When there was no flow, the clusters moved forward in a far more direct path towards their target than individual sperm were able to do. “That’s an advantage for them, because they want to go somewhere,” Tung explains.

At moderate flow levels, clustered sperm were better able to align themselves to swim directly against the flow. That’s the direction they desire to go in the female tract, because fluid would generally head outward.

When flow current levels were turned up to the highest levels found inside the reproductive tract, clustering enabled sperm to stand strong and withstand the flow, so that they were swept away downstream far less frequently than individual sperm were.

Together, the results show that the sperm’s journey through reproductive tract fluids is aided by social cooperation. They can more efficiently identify and maintain proper direction or even, in strong currents, use drafting techniques favored by packs of cyclists and racecars.

Bull Sperm

Bull sperm that swim in clusters (marked within yellow ovals) have advantages when moving through fluids like those found in the reproductive organs of cows.

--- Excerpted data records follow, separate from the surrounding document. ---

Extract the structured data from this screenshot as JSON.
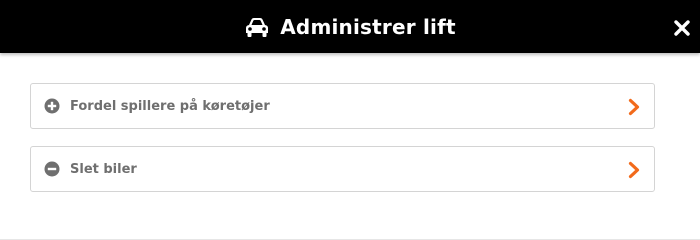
{
  "header": {
    "title": "Administrer lift",
    "icon": "car-icon",
    "close_icon": "close-icon",
    "background_color": "#000000",
    "text_color": "#ffffff"
  },
  "options": [
    {
      "label": "Fordel spillere på køretøjer",
      "icon": "plus-circle-icon",
      "chevron": "chevron-right-icon"
    },
    {
      "label": "Slet biler",
      "icon": "minus-circle-icon",
      "chevron": "chevron-right-icon"
    }
  ],
  "colors": {
    "accent": "#f26a1b",
    "label": "#6f6f6f",
    "border": "#d4d4d4"
  }
}
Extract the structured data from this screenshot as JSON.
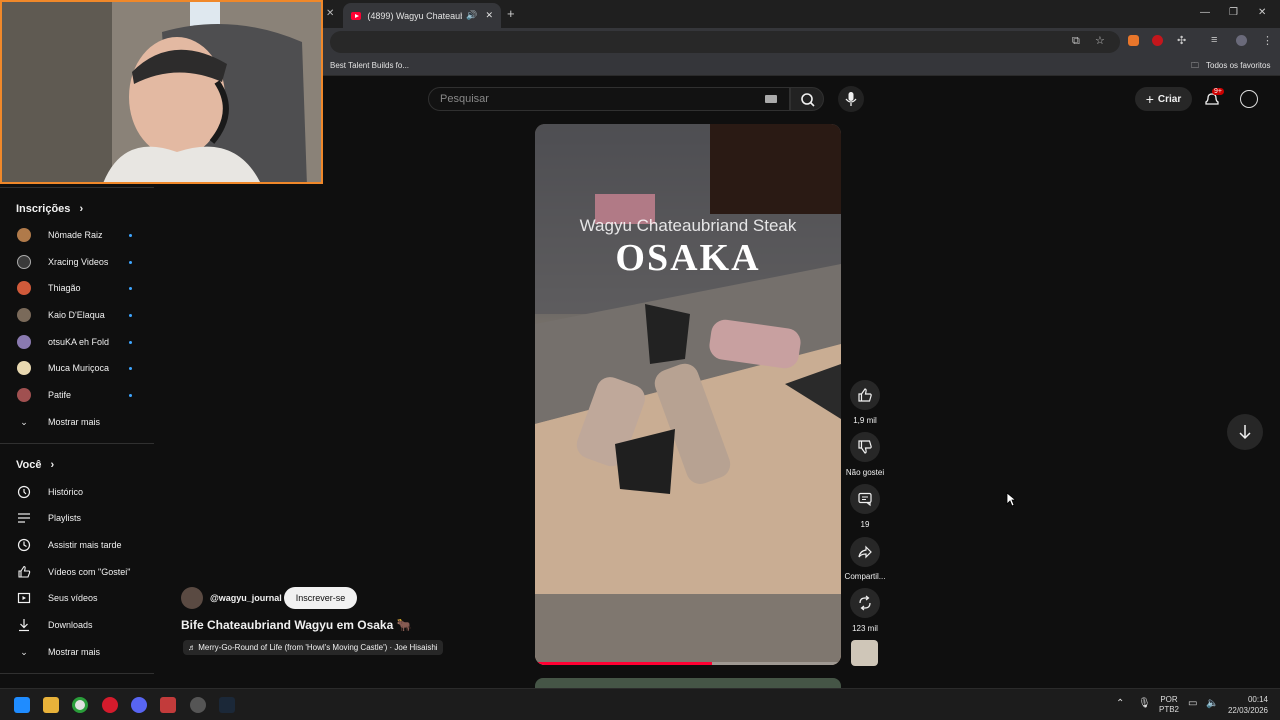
{
  "browser": {
    "active_tab_title": "(4899) Wagyu Chateaubriand",
    "bookmark_item": "Best Talent Builds fo...",
    "all_bookmarks": "Todos os favoritos"
  },
  "youtube": {
    "search_placeholder": "Pesquisar",
    "create_label": "Criar",
    "notification_count": "9+"
  },
  "sidebar": {
    "subscriptions_header": "Inscrições",
    "subscriptions": [
      {
        "label": "Nômade Raiz",
        "avatar_color": "#b07a4a"
      },
      {
        "label": "Xracing Videos",
        "avatar_color": "#3a3a3a"
      },
      {
        "label": "Thiagão",
        "avatar_color": "#d05a3a"
      },
      {
        "label": "Kaio D'Elaqua",
        "avatar_color": "#7a6a5a"
      },
      {
        "label": "otsuKA eh Fold",
        "avatar_color": "#8a7ab0"
      },
      {
        "label": "Muca Muriçoca",
        "avatar_color": "#e8d8b0"
      },
      {
        "label": "Patife",
        "avatar_color": "#a05050"
      }
    ],
    "subscriptions_more": "Mostrar mais",
    "you_header": "Você",
    "you_items": [
      {
        "label": "Histórico",
        "icon": "history-icon"
      },
      {
        "label": "Playlists",
        "icon": "playlist-icon"
      },
      {
        "label": "Assistir mais tarde",
        "icon": "clock-icon"
      },
      {
        "label": "Vídeos com \"Gostei\"",
        "icon": "thumbs-up-icon"
      },
      {
        "label": "Seus vídeos",
        "icon": "video-icon"
      },
      {
        "label": "Downloads",
        "icon": "download-icon"
      }
    ],
    "you_more": "Mostrar mais"
  },
  "short": {
    "overlay_title": "Wagyu Chateaubriand Steak",
    "overlay_city": "OSAKA",
    "channel": "@wagyu_journal",
    "subscribe_label": "Inscrever-se",
    "title": "Bife Chateaubriand Wagyu em Osaka 🐂",
    "music": "♬ Merry-Go-Round of Life (from 'Howl's Moving Castle') · Joe Hisaishi",
    "progress": 0.58,
    "likes": "1,9 mil",
    "dislike_label": "Não gostei",
    "comments": "19",
    "share_label": "Compartil...",
    "remix_count": "123 mil"
  },
  "taskbar": {
    "lang": "POR",
    "layout": "PTB2",
    "time": "00:14",
    "date": "22/03/2026"
  },
  "colors": {
    "accent_red": "#ff0033",
    "link_blue": "#3ea6ff",
    "webcam_border": "#f0882a"
  }
}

S Phuyal, SS Suarez, C-K Tung

By trying to mimic the environment of the female tract, from fluid flows to three-dimensional shapes, studies like this one may improve semen analysis and help to create more effective infertility treatments for humans—as well as better contraception for those hoping to avoid pregnancy.

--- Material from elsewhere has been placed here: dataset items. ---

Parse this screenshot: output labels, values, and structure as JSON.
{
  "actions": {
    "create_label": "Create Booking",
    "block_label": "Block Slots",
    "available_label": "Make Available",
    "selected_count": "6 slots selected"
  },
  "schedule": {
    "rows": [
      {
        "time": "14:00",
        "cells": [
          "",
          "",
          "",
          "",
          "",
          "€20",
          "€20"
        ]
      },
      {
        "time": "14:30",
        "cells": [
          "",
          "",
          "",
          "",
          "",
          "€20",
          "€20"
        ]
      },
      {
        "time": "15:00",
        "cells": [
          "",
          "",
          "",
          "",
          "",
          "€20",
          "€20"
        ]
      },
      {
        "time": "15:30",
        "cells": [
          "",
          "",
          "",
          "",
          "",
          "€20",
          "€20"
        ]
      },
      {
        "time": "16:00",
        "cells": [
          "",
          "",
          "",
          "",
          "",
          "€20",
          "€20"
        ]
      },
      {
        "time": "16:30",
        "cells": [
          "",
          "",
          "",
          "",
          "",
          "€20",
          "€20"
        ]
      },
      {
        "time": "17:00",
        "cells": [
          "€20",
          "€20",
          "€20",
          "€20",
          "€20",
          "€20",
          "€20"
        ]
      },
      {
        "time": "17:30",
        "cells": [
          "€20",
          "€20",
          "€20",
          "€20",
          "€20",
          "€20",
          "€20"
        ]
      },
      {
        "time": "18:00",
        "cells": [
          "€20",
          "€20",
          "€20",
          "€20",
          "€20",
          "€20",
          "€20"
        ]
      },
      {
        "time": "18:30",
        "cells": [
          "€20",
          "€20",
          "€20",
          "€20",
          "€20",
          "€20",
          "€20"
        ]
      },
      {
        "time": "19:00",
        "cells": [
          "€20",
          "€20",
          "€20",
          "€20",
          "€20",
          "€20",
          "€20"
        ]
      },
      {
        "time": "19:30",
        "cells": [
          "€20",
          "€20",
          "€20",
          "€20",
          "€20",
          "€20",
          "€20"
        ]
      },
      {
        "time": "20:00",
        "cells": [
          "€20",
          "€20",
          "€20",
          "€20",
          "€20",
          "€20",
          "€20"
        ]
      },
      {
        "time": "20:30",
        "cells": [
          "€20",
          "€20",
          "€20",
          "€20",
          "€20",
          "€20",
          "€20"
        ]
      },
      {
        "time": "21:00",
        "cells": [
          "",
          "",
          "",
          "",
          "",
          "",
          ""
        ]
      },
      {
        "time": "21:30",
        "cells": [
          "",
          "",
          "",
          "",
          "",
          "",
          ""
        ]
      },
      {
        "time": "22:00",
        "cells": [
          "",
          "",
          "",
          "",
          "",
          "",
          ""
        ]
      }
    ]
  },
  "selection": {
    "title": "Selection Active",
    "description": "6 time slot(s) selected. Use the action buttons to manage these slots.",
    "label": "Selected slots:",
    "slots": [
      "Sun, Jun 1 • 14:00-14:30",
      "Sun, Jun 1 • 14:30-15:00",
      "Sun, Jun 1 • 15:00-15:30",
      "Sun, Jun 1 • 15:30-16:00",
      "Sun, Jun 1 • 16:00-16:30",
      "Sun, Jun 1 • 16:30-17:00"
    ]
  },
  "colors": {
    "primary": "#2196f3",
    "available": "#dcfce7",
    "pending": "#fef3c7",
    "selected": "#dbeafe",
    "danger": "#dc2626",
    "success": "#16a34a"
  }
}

“People are going to more realistic sorts of environmental setups for exploring sperm function, and that’s been completely missing in the history of sperm research,” says Pitnick. In his own work with fruit flies, he uses fluorescent protein tagging to make sperm heads visible so that he can observe how they interact and compete in the female reproductive tract.

Among species other than bulls, research has uncovered some instances of social cooperation in which the sperm move collectively in some very interesting ways. Each wood mouse sperm has a hook on its head, by which the sperm connect into trains of hundreds to thousands that swim faster than individuals. In some mollusks, one outsized sperm serves as a kind of mobile penis, a bus that transports and drops off other fertilizing sperm on its route through the reproductive tract. In the opossum, sperm have evolved to get where they are going by swimming in pairs, linked by asymmetrical heads, only separating when they are close to an opportunity to fertilize the egg. But scientists don’t yet know all of the reasons these sperm cells cooperate. In teasing out some definite advantages among bull sperm, this study moves the ball forward.

“To me this study shows that it’s probably the case that even in species that haven’t evolved mechanisms of physically binding together for this cooperation, there are still benefits for sperm cooperating during their migration through the female tract,” says Pitnick. “And they demonstrate in terms of biophysics, flow dynamics, how this actually works.”

Such work is also key to understanding the evolutionary biology of sperm, how they have come to function in amazing and unique ways inside of the female reproductive tract—which Pitnick calls one of the great unexplored frontiers in all of biology. “We have to understand that environment,” he says, “to understand what sperm do in it.”